I have read almost every one of the books David Sedaris has written and I have loved them all equally. There is one in particular with a title that has become sort of a mantra to me. I trot it out when I am in most need of assurance; “When you are engulfed in flames”. This sounds horrific and I can’t imagine the tragedy of the real scenario. However, when a day finds me as yesterday did, down on my luck and just plain down there is a soothing quality to recognizing that at that moment I am engulfed in flames and the only one who can stomp them out is me.
I have an Auntie M (just like Dorothy – though hers was Auntie Em and my ‘Uncle Henry’ is actually Uncle Mike, but I still feel the kinship). My Auntie M is very practical and calm and has the ability to set things right by pointing out that if it seems off kilter, I might try to shift my paradigm instead of Rubik’s cubing the problem over and over again. It is so simple but effective, change the way you are thinking about the problem and the problem changes.
I am combining these two lifesavers to share my top five list of getting out of the unending cycle of self-afflicted wounding that starts when one encounters really difficult situations. It is easy to get into being down and hard to get out of it when you are in the thick of it. Hopefully you don’t have the same problem, but if you find yourself there, here are some handy tips.
Auntie M’s style of dealing for when you are engulfed in flames (again, David Sedaris coined that term)
Realize that you are, in fact, engulfed in flames This goes in complete opposition to the one thing I fundamentally believe above all else. And that is; “You are going to be fine”. I can usually tell myself this enough to trust that it’s true. I do not take into account that I too can be an unreliable narrator, I just say it enough that it seems like fact. Because of this, step one is usually the hardest for me. I have to break the spell of thinking I am going to be fine, no questions asked and stop to look at what the heck is really going on.

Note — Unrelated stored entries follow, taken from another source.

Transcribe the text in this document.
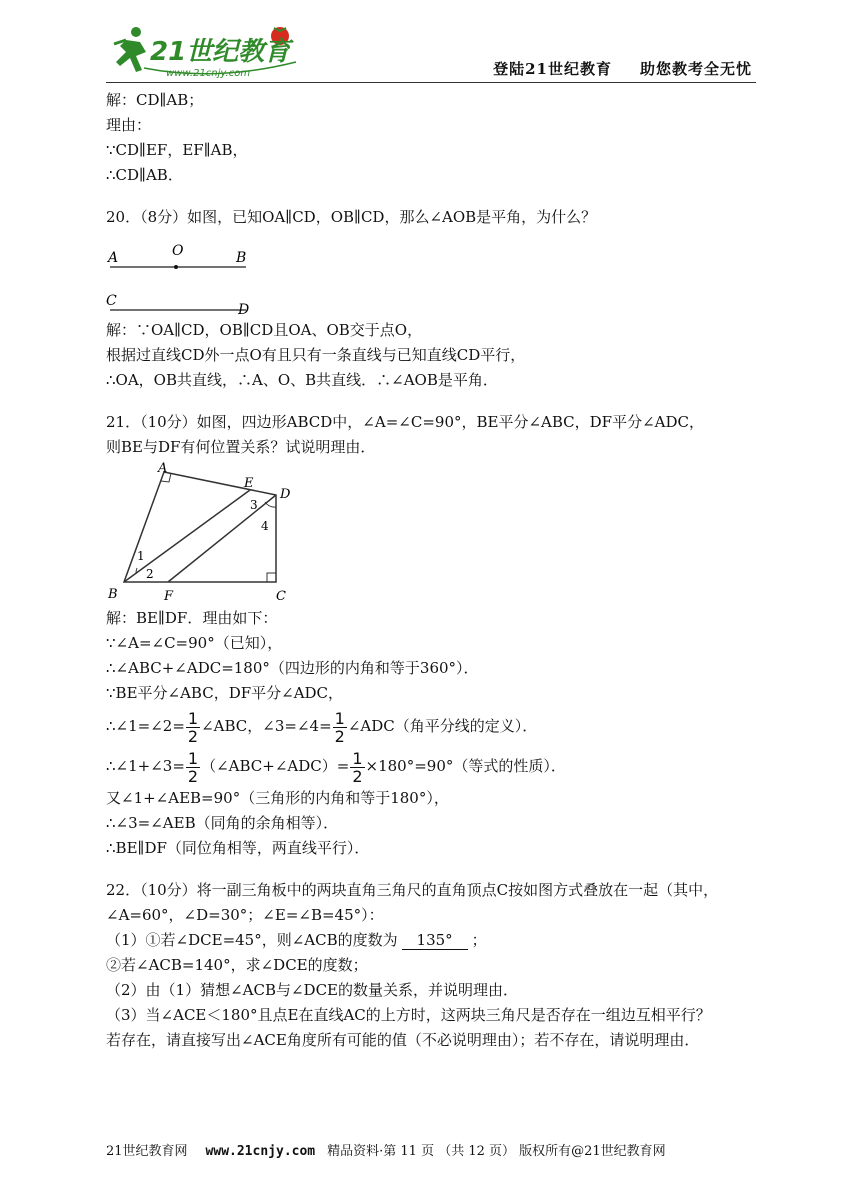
21世纪教育
www.21cnjy.com	登陆21世纪教育 助您教考全无忧

解：CD∥AB；

理由：

∵CD∥EF，EF∥AB，

∴CD∥AB．

20．（8分）如图，已知OA∥CD，OB∥CD，那么∠AOB是平角，为什么？

A	O	B
C
D

解：∵OA∥CD，OB∥CD且OA、OB交于点O，

根据过直线CD外一点O有且只有一条直线与已知直线CD平行，

∴OA，OB共直线，∴A、O、B共直线．∴∠AOB是平角．

21．（10分）如图，四边形ABCD中，∠A=∠C=90°，BE平分∠ABC，DF平分∠ADC，

则BE与DF有何位置关系？试说明理由．

A
E
D
3
4
1
2
B	F	C

解：BE∥DF．理由如下：

∵∠A=∠C=90°（已知），

∴∠ABC+∠ADC=180°（四边形的内角和等于360°）．

∵BE平分∠ABC，DF平分∠ADC，

∴∠1=∠2= $\frac{1}{2}$ ∠ABC，∠3=∠4= $\frac{1}{2}$ ∠ADC（角平分线的定义）．

∴∠1+∠3= $\frac{1}{2}$ （∠ABC+∠ADC）= $\frac{1}{2} \times 180^\circ=90^\circ$（等式的性质）．

又∠1+∠AEB=90°（三角形的内角和等于180°），

∴∠3=∠AEB（同角的余角相等）．

∴BE∥DF（同位角相等，两直线平行）．

22．（10分）将一副三角板中的两块直角三角尺的直角顶点C按如图方式叠放在一起（其中，

∠A=60°，∠D=30°；∠E=∠B=45°）：

（1）①若∠DCE=45°，则∠ACB的度数为 135° ；

②若∠ACB=140°，求∠DCE的度数；

（2）由（1）猜想∠ACB与∠DCE的数量关系，并说明理由．

（3）当∠ACE＜180°且点E在直线AC的上方时，这两块三角尺是否存在一组边互相平行？

若存在，请直接写出∠ACE角度所有可能的值（不必说明理由）；若不存在，请说明理由．

21世纪教育网 www.21cnjy.com 精品资料·第 11 页 （共 12 页） 版权所有@21世纪教育网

Freak the eff out I know, terrible advice and I get it if you want to stop reading here, but I promise there is a point to this. Give yourself a second or two (with a maximum of sixty) to run around Henny-Penny style flapping your wings and shouting that the sky is falling. You might look like you are on bath salts, so I would recommend doing this in the privacy of your own home or office to lessen the likelihood of being tased. Your first instinct might be to call someone you love who has your back and if that has worked for you in the past, I say go for it. But remember, as Maya Angelou has so beautifully illuminated, words are things – you can’t take them back and they settle in to stay a while once you’ve let them out. Point being, if you give in to having a mini-meltdown it equates to blowing off steam, your opinion isn’t clouded with someone else’s point of view yet and you will be able to attend to the problem at hand.

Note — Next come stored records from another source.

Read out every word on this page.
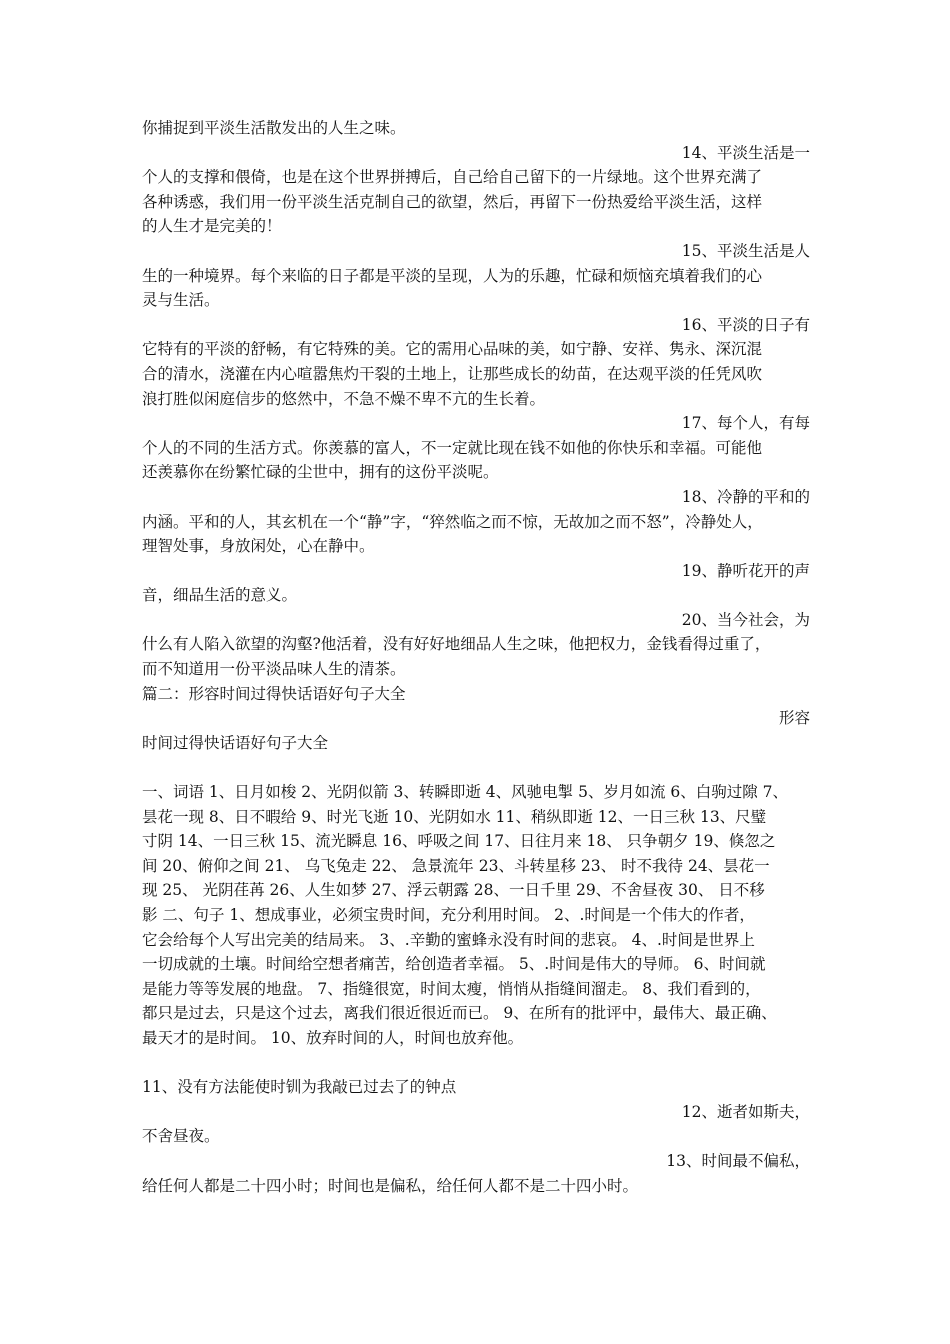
你捕捉到平淡生活散发出的人生之味。
14、平淡生活是一
个人的支撑和偎倚，也是在这个世界拼搏后，自己给自己留下的一片绿地。这个世界充满了
各种诱惑，我们用一份平淡生活克制自己的欲望，然后，再留下一份热爱给平淡生活，这样
的人生才是完美的！
15、平淡生活是人
生的一种境界。每个来临的日子都是平淡的呈现，人为的乐趣，忙碌和烦恼充填着我们的心
灵与生活。
16、平淡的日子有
它特有的平淡的舒畅，有它特殊的美。它的需用心品味的美，如宁静、安祥、隽永、深沉混
合的清水，浇灌在内心喧嚣焦灼干裂的土地上，让那些成长的幼苗，在达观平淡的任凭风吹
浪打胜似闲庭信步的悠然中，不急不燥不卑不亢的生长着。
17、每个人，有每
个人的不同的生活方式。你羡慕的富人，不一定就比现在钱不如他的你快乐和幸福。可能他
还羡慕你在纷繁忙碌的尘世中，拥有的这份平淡呢。
18、冷静的平和的
内涵。平和的人，其玄机在一个“静”字，“猝然临之而不惊，无故加之而不怒”，冷静处人，
理智处事，身放闲处，心在静中。
19、静听花开的声
音，细品生活的意义。
20、当今社会，为
什么有人陷入欲望的沟壑?他活着，没有好好地细品人生之味，他把权力，金钱看得过重了，
而不知道用一份平淡品味人生的清茶。
篇二：形容时间过得快话语好句子大全
形容
时间过得快话语好句子大全
一、词语 1、日月如梭 2、光阴似箭 3、转瞬即逝 4、风驰电掣 5、岁月如流 6、白驹过隙 7、
昙花一现 8、日不暇给 9、时光飞逝 10、光阴如水 11、稍纵即逝 12、一日三秋 13、尺璧
寸阴 14、一日三秋 15、流光瞬息 16、呼吸之间 17、日往月来 18、 只争朝夕 19、倏忽之
间 20、俯仰之间 21、 乌飞兔走 22、 急景流年 23、斗转星移 23、 时不我待 24、昙花一
现 25、 光阴荏苒 26、人生如梦 27、浮云朝露 28、一日千里 29、不舍昼夜 30、 日不移
影 二、句子 1、想成事业，必须宝贵时间，充分利用时间。 2、.时间是一个伟大的作者，
它会给每个人写出完美的结局来。 3、.辛勤的蜜蜂永没有时间的悲哀。 4、.时间是世界上
一切成就的土壤。时间给空想者痛苦，给创造者幸福。 5、.时间是伟大的导师。 6、时间就
是能力等等发展的地盘。 7、指缝很宽，时间太瘦，悄悄从指缝间溜走。 8、我们看到的，
都只是过去，只是这个过去，离我们很近很近而已。 9、在所有的批评中，最伟大、最正确、
最天才的是时间。 10、放弃时间的人，时间也放弃他。
11、没有方法能使时钏为我敲已过去了的钟点
12、逝者如斯夫，
不舍昼夜。
13、时间最不偏私，
给任何人都是二十四小时；时间也是偏私，给任何人都不是二十四小时。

Calm the eff down Exhausted, right? Good. Because now you can focus but you can’t get there until you transition out of being furious or full of despair or both. Good ways to do this include my mom’s (and probably yours) favorite, get a glass of ice water. The magic is in the ice, room temperature will work, but a glass of ice water signals to your brain “Hey, I need to chill out. This water is so cold. Maybe I was thirsty”. (If this solves your problem by the way, you were simply thirsty and my mom is waiting for a thank you). Deep breathing also works, as does taking a shower or sitting still for a minute and collecting yourself.
Look at the problem to see it for what it really is Sometimes I make what I can only assume is the most logical leap from, oh hey, the monitor won’t turn on to GAHHHHHH the computer is fried! I have lost all my writing! The photos of the kids I haven’t printed out in the last five years! Documents! And now we will have to buy a new one! Or maybe it’s in sleep mode. If you are showing up to the problem full of emotional baggage, sleep deficit, hunger, thirst, caffeine withdrawal or any combination of it, your problem is mostly you.
Try to work it out once you fixed what you can and if it persists ask for help Ask for help? Seriously? What about determination? Muddling through? Being a Destiny’s Child #Independentwoman (even if you are a dude)? I didn’t suggest you start there. I am recommending you end there. Because people need people. If you don’t want the solution but you need to hear yourself run through the situation, preface that to whomever you call/see/write. Some of the most honest and insightful conversations I have had with people I loved started by one of us saying “I just need to say all of this, without stopping”. Try it, it works. Sometimes you simply need to be reminded that you have a safe place to say what you want to say without anyone talking you out of it or convincing you it is (or is not) the end of the world. If you are looking for an answer, say that too. People who love you really do want to help you in the way you need to be helped.
If this seems like common sense, that is because it is to some extent. But the problem with being “all engulfed” is that you are on fire. You aren’t thinking clearly, or beyond what is happening right that second or how bad you are hurting or struggling. That is where the Auntie M reframing comes in. Zero in or pan out until you can see the bigger picture. Then extinguish that bad boy in the way you know how. Trust me. “You are going to be fine”. I just know it.